The final diagnoses given are mild HIE (Hypoxic-Ischemic Encephalopathy) and Congenital Hemiplegia. The lack of blood flow and oxygen caused the HIE, which caused the stroke (IVH - brain bleed), which then caused the hemiplegia. Hemiplegia (or Hemiparesis) means that one half of his motor control has been affected by the brain injury - his right side and obviously his face/throat/GI system. This is under the umbrella category of Mild CP.

In hindsight, the pieces of his history make sense to get these sort of answers. He had torticolis and couldn't hold his head up while it was bent to the right side. He only used his left hand to grab items, he was still not walking, talking or eating at the age of two. We got him into orthotic ankle braces and he used them until the age of 6 to help keep him steady and straighten out his walking-gate. His lung disease and constant vomiting for years. And although he's had improved global development through the years with countless therapies, we see new things pop up as he ages.
Now that he's older and school aged, he requires an IEP for special ed services, which keep increasing each year and now with the recent diagnosis of ADHD and the learning disorder of Dysgraphia looming on us, the docs are really taking notice.

But beyond all that and then some, our greatest fight has been Jax's oral motor control issues with eating. While he can eat, since the age of 4, he can't eat long enough. He has some good days, some bad days, but mostly just ok-days. His typical meals consist of a few bites and then he drinks his nutrition (Pediasmart) and then gets a supplemental feed through his feeding tube while he sleeps each night. He has improved greatly over the years, but the process has slowed and it's creeping along. He still has very little desire to eat, which makes it tough as well. He's been in private feeding therapy his entire life for more than just eating. He's been trying to learn how to spit and how to handle a tooth brush all the way back or to use his tongue correctly and drink from water fountains.

The most common question that people ask Jason and I is if and when he'll get his tube out. We never imagined he'd still have it to this day, so we've accepted the new answer of, "we hope, some day".

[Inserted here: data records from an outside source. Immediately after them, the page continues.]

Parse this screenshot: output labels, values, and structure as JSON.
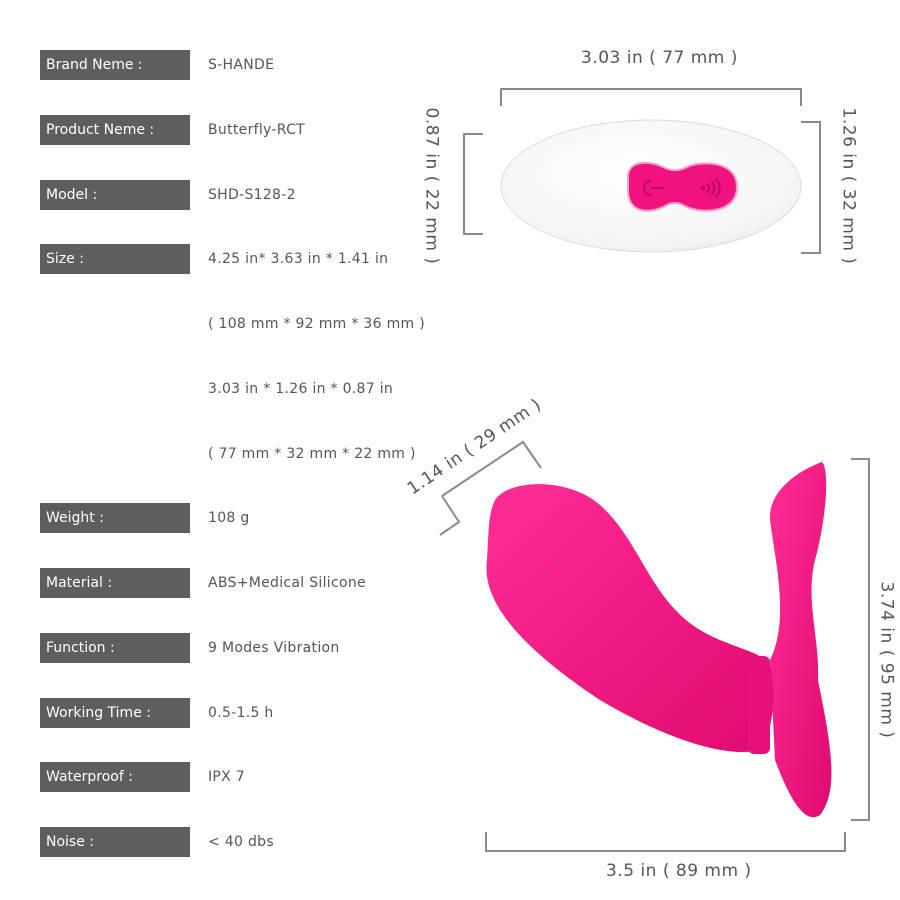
{
  "specs": [
    {
      "label": "Brand Neme :",
      "value": "S-HANDE"
    },
    {
      "label": "Product Neme :",
      "value": "Butterfly-RCT"
    },
    {
      "label": "Model :",
      "value": "SHD-S128-2"
    },
    {
      "label": "Size :",
      "value": "4.25 in* 3.63 in * 1.41 in"
    },
    {
      "label": "",
      "value": "( 108 mm * 92 mm * 36 mm )"
    },
    {
      "label": "",
      "value": "3.03 in * 1.26 in * 0.87 in"
    },
    {
      "label": "",
      "value": "( 77 mm * 32 mm * 22 mm )"
    },
    {
      "label": "Weight :",
      "value": "108 g"
    },
    {
      "label": "Material :",
      "value": "ABS+Medical Silicone"
    },
    {
      "label": "Function :",
      "value": "9 Modes Vibration"
    },
    {
      "label": "Working Time :",
      "value": "0.5-1.5 h"
    },
    {
      "label": "Waterproof :",
      "value": "IPX 7"
    },
    {
      "label": "Noise :",
      "value": "< 40 dbs"
    }
  ],
  "dimensions": {
    "remote_width": "3.03 in ( 77 mm )",
    "remote_depth": "0.87 in ( 22 mm )",
    "remote_height": "1.26 in ( 32 mm )",
    "toy_thickness": "1.14 in ( 29 mm )",
    "toy_height": "3.74 in ( 95 mm )",
    "toy_width": "3.5 in ( 89 mm )"
  },
  "colors": {
    "accent": "#f0127f",
    "label_bg": "#5e5e5e"
  },
  "icons": [
    "power-icon",
    "wireless-icon"
  ]
}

He's been referred to the Rehab clinic at the hospital where they'll assess him for any needs they may be able to help with. I'm hoping for some help with his endurance issues that prove troublesome when walking while on vacation or a long sports game. He's very aware of his right hand placement now (called Flexor Posturing) and he's been holding his hands together or using pockets for photos now. The rehab clinic will be the ones who place the exact type of CP, so our journey will continue for awhile.

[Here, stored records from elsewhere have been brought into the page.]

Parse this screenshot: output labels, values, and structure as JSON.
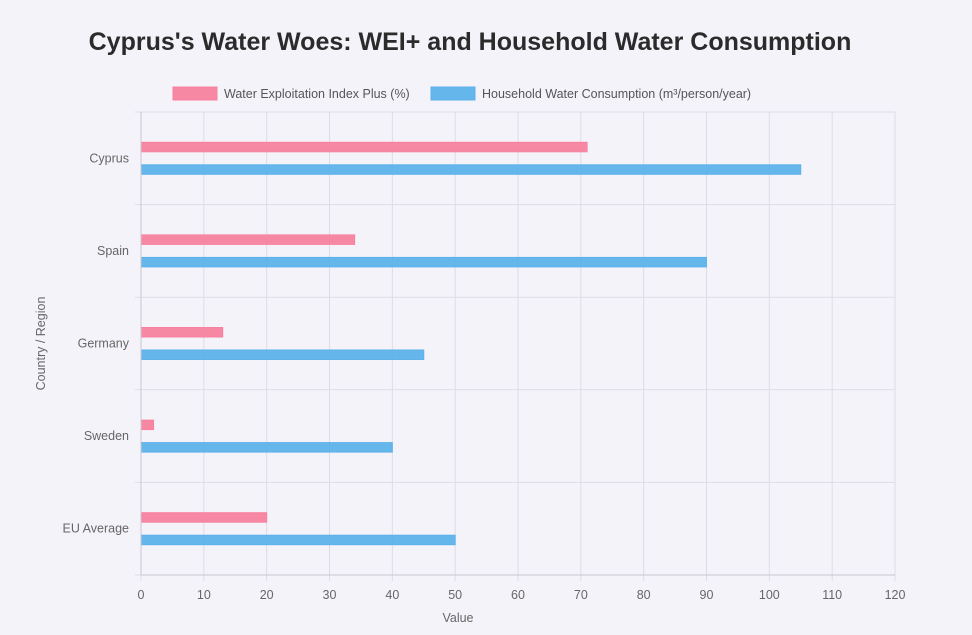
{
  "chart_data": {
    "type": "bar",
    "orientation": "horizontal",
    "title": "Cyprus's Water Woes: WEI+ and Household Water Consumption",
    "xlabel": "Value",
    "ylabel": "Country / Region",
    "categories": [
      "Cyprus",
      "Spain",
      "Germany",
      "Sweden",
      "EU Average"
    ],
    "series": [
      {
        "name": "Water Exploitation Index Plus (%)",
        "values": [
          71,
          34,
          13,
          2,
          20
        ],
        "color": "#f7829f"
      },
      {
        "name": "Household Water Consumption (m³/person/year)",
        "values": [
          105,
          90,
          45,
          40,
          50
        ],
        "color": "#5db2ea"
      }
    ],
    "xlim": [
      0,
      120
    ],
    "xticks": [
      0,
      10,
      20,
      30,
      40,
      50,
      60,
      70,
      80,
      90,
      100,
      110,
      120
    ],
    "grid": true,
    "legend_position": "top"
  }
}
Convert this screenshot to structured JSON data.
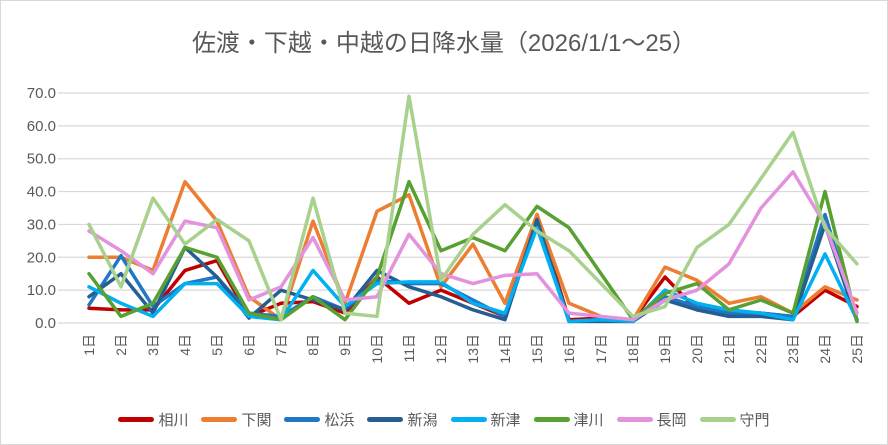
{
  "chart_data": {
    "type": "line",
    "title": "佐渡・下越・中越の日降水量（2026/1/1～25）",
    "xlabel": "",
    "ylabel": "",
    "ylim": [
      0,
      70
    ],
    "ytick_step": 10,
    "ytick_labels": [
      "0.0",
      "10.0",
      "20.0",
      "30.0",
      "40.0",
      "50.0",
      "60.0",
      "70.0"
    ],
    "grid": true,
    "legend_position": "bottom",
    "text_color": "#595959",
    "grid_color": "#d9d9d9",
    "categories": [
      "1日",
      "2日",
      "3日",
      "4日",
      "5日",
      "6日",
      "7日",
      "8日",
      "9日",
      "10日",
      "11日",
      "12日",
      "13日",
      "14日",
      "15日",
      "16日",
      "17日",
      "18日",
      "19日",
      "20日",
      "21日",
      "22日",
      "23日",
      "24日",
      "25日"
    ],
    "series": [
      {
        "name": "相川",
        "color": "#C00000",
        "values": [
          4.5,
          4,
          4,
          16,
          19,
          2,
          6,
          6.5,
          3,
          14,
          6,
          10,
          6,
          2,
          33,
          1,
          1.5,
          1,
          14,
          4,
          3,
          3,
          2,
          10,
          5
        ]
      },
      {
        "name": "下関",
        "color": "#ED7D31",
        "values": [
          20,
          20,
          16,
          43,
          31,
          8,
          1,
          31,
          6,
          34,
          39,
          11,
          24,
          6,
          33,
          6,
          2,
          1,
          17,
          13,
          6,
          8,
          3,
          11,
          7
        ]
      },
      {
        "name": "松浜",
        "color": "#2077C4",
        "values": [
          5.5,
          20.5,
          5,
          12,
          14,
          3,
          2,
          8,
          4,
          13,
          12,
          12,
          7,
          2,
          30.5,
          0.5,
          1,
          0.5,
          8,
          5,
          3,
          3,
          2,
          33,
          1
        ]
      },
      {
        "name": "新潟",
        "color": "#255E91",
        "values": [
          8,
          15,
          3,
          23,
          14,
          1.5,
          10,
          7,
          4,
          16,
          11,
          8,
          4,
          1,
          31.5,
          0.5,
          0.5,
          0.5,
          7,
          4,
          2,
          2,
          1,
          30,
          0.5
        ]
      },
      {
        "name": "新津",
        "color": "#00B0F0",
        "values": [
          11,
          6,
          2,
          12,
          12,
          2,
          1,
          16,
          5,
          12,
          12.5,
          12.5,
          6,
          3,
          29,
          0.5,
          1,
          0.5,
          10,
          6,
          4,
          3,
          1,
          21,
          1
        ]
      },
      {
        "name": "津川",
        "color": "#58A032",
        "values": [
          15,
          2,
          6,
          23,
          20,
          3,
          1,
          8,
          1,
          14,
          43,
          22,
          26,
          22,
          35.5,
          29,
          15,
          1,
          9,
          12,
          4,
          7,
          3,
          40,
          0.5
        ]
      },
      {
        "name": "長岡",
        "color": "#E393DE",
        "values": [
          28,
          22,
          15,
          31,
          29,
          7,
          11,
          26,
          7,
          8,
          27,
          15,
          12,
          14.5,
          15,
          3,
          2,
          1,
          7,
          10,
          18,
          35,
          46,
          30,
          3
        ]
      },
      {
        "name": "守門",
        "color": "#A9D18E",
        "values": [
          30,
          11,
          38,
          24,
          31.5,
          25,
          1,
          38,
          3,
          2,
          69,
          13,
          27,
          36,
          28,
          22,
          12,
          2,
          5,
          23,
          30,
          44,
          58,
          29,
          18
        ]
      }
    ]
  }
}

We've been processing this over the past few months. While these are just answers, it has been bitter sweet. We've dreamed of answers for years and it almost feels that when we've accepted to not receive any, they've suddenly flooded in. Jax has been a force of nature in our world. He is a daily reminder of how blessed we are. He has his mind and mobility and while not everything on his body works easily or perfectly, he certainly lives an amazing happy life - what more can we ask for?

I would be lying if I said it hasn't been hard to accept this permanent answer. I can say through experience that taking the time to process, and allowing the tears and prayers to take over for awhile, allows acceptance and strength to come. We're right in in the middle of that somewhere. I'm looking for my grace.


“There are only two ways to live your life. One is as though nothing is a miracle. The other is as though everything is a miracle.”     -Albert Einstein








1 comment:

ferfischer said...

Hugs! It's always hard to hear new stuff even if you've known it all along. We see rehab and they are awesome, but the progress and appointments and things to try are slow. They are doing great - I always read. (My "typical two" and apparently my husband all have ADHD, as does number four, I'm pretty sure, so I can empathize with that piece as well).